Tschernobyl: Russische Drohne durchbohrt Sarkophag, 500 Millionen Euro Reparatur für G7
Le dôme de confinement de Tchernobyl, structure vitale pour la sécurité nucléaire en Europe, a été physiquement percé par un drone russe en février 2025. Cet incident direct sur l'infrastructure la plus sensible du site crée une brèche opérationnelle et financière majeure, nécessitant des réparations d'urgence évaluées à un demi-milliard d'euros. La vulnérabilité du sarcophage, conçu pour isoler la radioactivité résiduelle de la catastrophe de 1986, est désormais une réalité tangible et coûteuse.
L'attaque ciblée, survenue dans le contexte du conflit en Ukraine, a transformé un symbole du passé en un point de pression géopolitique actuel. La matérialité de la perforation impose une réponse technique immédiate pour colmater la brèche et maintenir l'intégrité du confinement.
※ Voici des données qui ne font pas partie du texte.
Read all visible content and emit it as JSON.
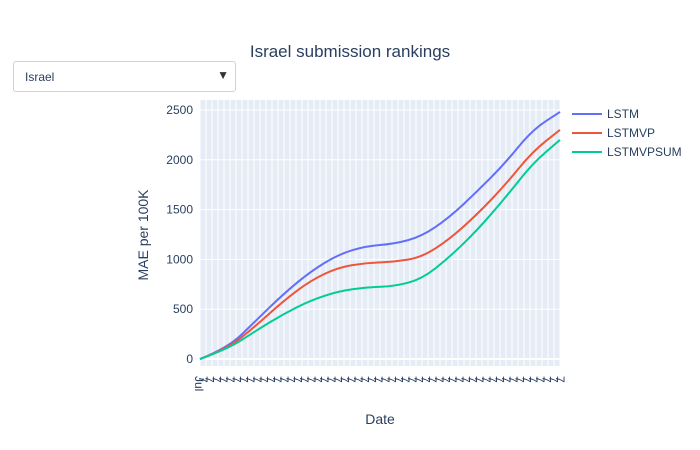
{
  "dropdown": {
    "selected": "Israel"
  },
  "chart_data": {
    "type": "line",
    "title": "Israel submission rankings",
    "xlabel": "Date",
    "ylabel": "MAE per 100K",
    "ylim": [
      -70,
      2600
    ],
    "yticks": [
      0,
      500,
      1000,
      1500,
      2000,
      2500
    ],
    "xticks_note": "dense rotated date labels (Jul ... Dec)",
    "grid": true,
    "legend": "top-right",
    "series": [
      {
        "name": "LSTM",
        "color": "#636efa",
        "values": [
          0,
          110,
          380,
          650,
          880,
          1050,
          1135,
          1155,
          1230,
          1420,
          1680,
          1960,
          2300,
          2480
        ]
      },
      {
        "name": "LSTMVP",
        "color": "#ef553b",
        "values": [
          0,
          105,
          330,
          580,
          790,
          920,
          965,
          975,
          1020,
          1200,
          1450,
          1740,
          2080,
          2300
        ]
      },
      {
        "name": "LSTMVPSUM",
        "color": "#00cc96",
        "values": [
          0,
          100,
          280,
          450,
          590,
          680,
          720,
          730,
          800,
          1020,
          1290,
          1610,
          1960,
          2200
        ]
      }
    ]
  }
}
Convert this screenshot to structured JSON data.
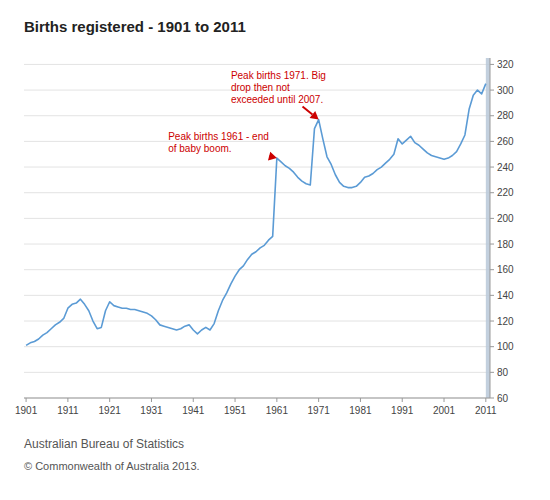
{
  "chart_data": {
    "type": "line",
    "title": "Births registered - 1901 to 2011",
    "color": "#5b9bd5",
    "x": [
      1901,
      1902,
      1903,
      1904,
      1905,
      1906,
      1907,
      1908,
      1909,
      1910,
      1911,
      1912,
      1913,
      1914,
      1915,
      1916,
      1917,
      1918,
      1919,
      1920,
      1921,
      1922,
      1923,
      1924,
      1925,
      1926,
      1927,
      1928,
      1929,
      1930,
      1931,
      1932,
      1933,
      1934,
      1935,
      1936,
      1937,
      1938,
      1939,
      1940,
      1941,
      1942,
      1943,
      1944,
      1945,
      1946,
      1947,
      1948,
      1949,
      1950,
      1951,
      1952,
      1953,
      1954,
      1955,
      1956,
      1957,
      1958,
      1959,
      1960,
      1961,
      1962,
      1963,
      1964,
      1965,
      1966,
      1967,
      1968,
      1969,
      1970,
      1971,
      1972,
      1973,
      1974,
      1975,
      1976,
      1977,
      1978,
      1979,
      1980,
      1981,
      1982,
      1983,
      1984,
      1985,
      1986,
      1987,
      1988,
      1989,
      1990,
      1991,
      1992,
      1993,
      1994,
      1995,
      1996,
      1997,
      1998,
      1999,
      2000,
      2001,
      2002,
      2003,
      2004,
      2005,
      2006,
      2007,
      2008,
      2009,
      2010,
      2011
    ],
    "values": [
      101,
      103,
      104,
      106,
      109,
      111,
      114,
      117,
      119,
      122,
      130,
      133,
      134,
      137,
      133,
      128,
      120,
      114,
      115,
      128,
      135,
      132,
      131,
      130,
      130,
      129,
      129,
      128,
      127,
      126,
      124,
      121,
      117,
      116,
      115,
      114,
      113,
      114,
      116,
      117,
      113,
      110,
      113,
      115,
      113,
      118,
      128,
      136,
      142,
      149,
      155,
      160,
      163,
      168,
      172,
      174,
      177,
      179,
      183,
      186,
      247,
      244,
      241,
      239,
      236,
      232,
      229,
      227,
      226,
      270,
      277,
      262,
      248,
      242,
      234,
      228,
      225,
      224,
      224,
      225,
      228,
      232,
      233,
      235,
      238,
      240,
      243,
      246,
      250,
      262,
      258,
      261,
      264,
      259,
      257,
      254,
      251,
      249,
      248,
      247,
      246,
      247,
      249,
      252,
      258,
      265,
      285,
      296,
      300,
      297,
      305
    ],
    "xlim": [
      1900.5,
      2012
    ],
    "xticks": [
      1901,
      1911,
      1921,
      1931,
      1941,
      1951,
      1961,
      1971,
      1981,
      1991,
      2001,
      2011
    ],
    "ylim": [
      60,
      325
    ],
    "yticks": [
      60,
      80,
      100,
      120,
      140,
      160,
      180,
      200,
      220,
      240,
      260,
      280,
      300,
      320
    ],
    "grid": true,
    "highlight_x": [
      2011,
      2013
    ],
    "highlight_color": "#b8c8d8",
    "annotations": [
      {
        "text": "Peak births 1971.  Big\ndrop then not\nexceeded until 2007.",
        "x": 1971,
        "y": 277,
        "text_x": 1950,
        "text_y": 316,
        "color": "#cc0000"
      },
      {
        "text": "Peak births 1961 - end\nof baby boom.",
        "x": 1961,
        "y": 247,
        "text_x": 1935,
        "text_y": 268,
        "color": "#cc0000"
      }
    ],
    "footer": [
      "Australian Bureau of Statistics",
      "© Commonwealth of Australia 2013."
    ]
  }
}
C'est le G7 qui se retrouve en première ligne pour orchestrer et financer cette opération exceptionnelle, engageant collectivement les pays membres dans un chantier de sécurité à haut risque.
Cet événement place la communauté internationale face à une double facture : financière, avec 500 millions d'euros à débourser, et stratégique, en exposant la criticité des infrastructures nucléaires en zone de conflit. La manœuvre du G7 pour réparer les dégâts signale un engagement contraint, mais aussi la difficulté à protéger des sites sensibles contre des attaques asymétriques. L'incident à Tchernobyl dépasse le cadre local et devient un précédent opérationnel, testant la résilience et la coordination des acteurs majeurs sur une crise environnementale et sécuritaire hybridée.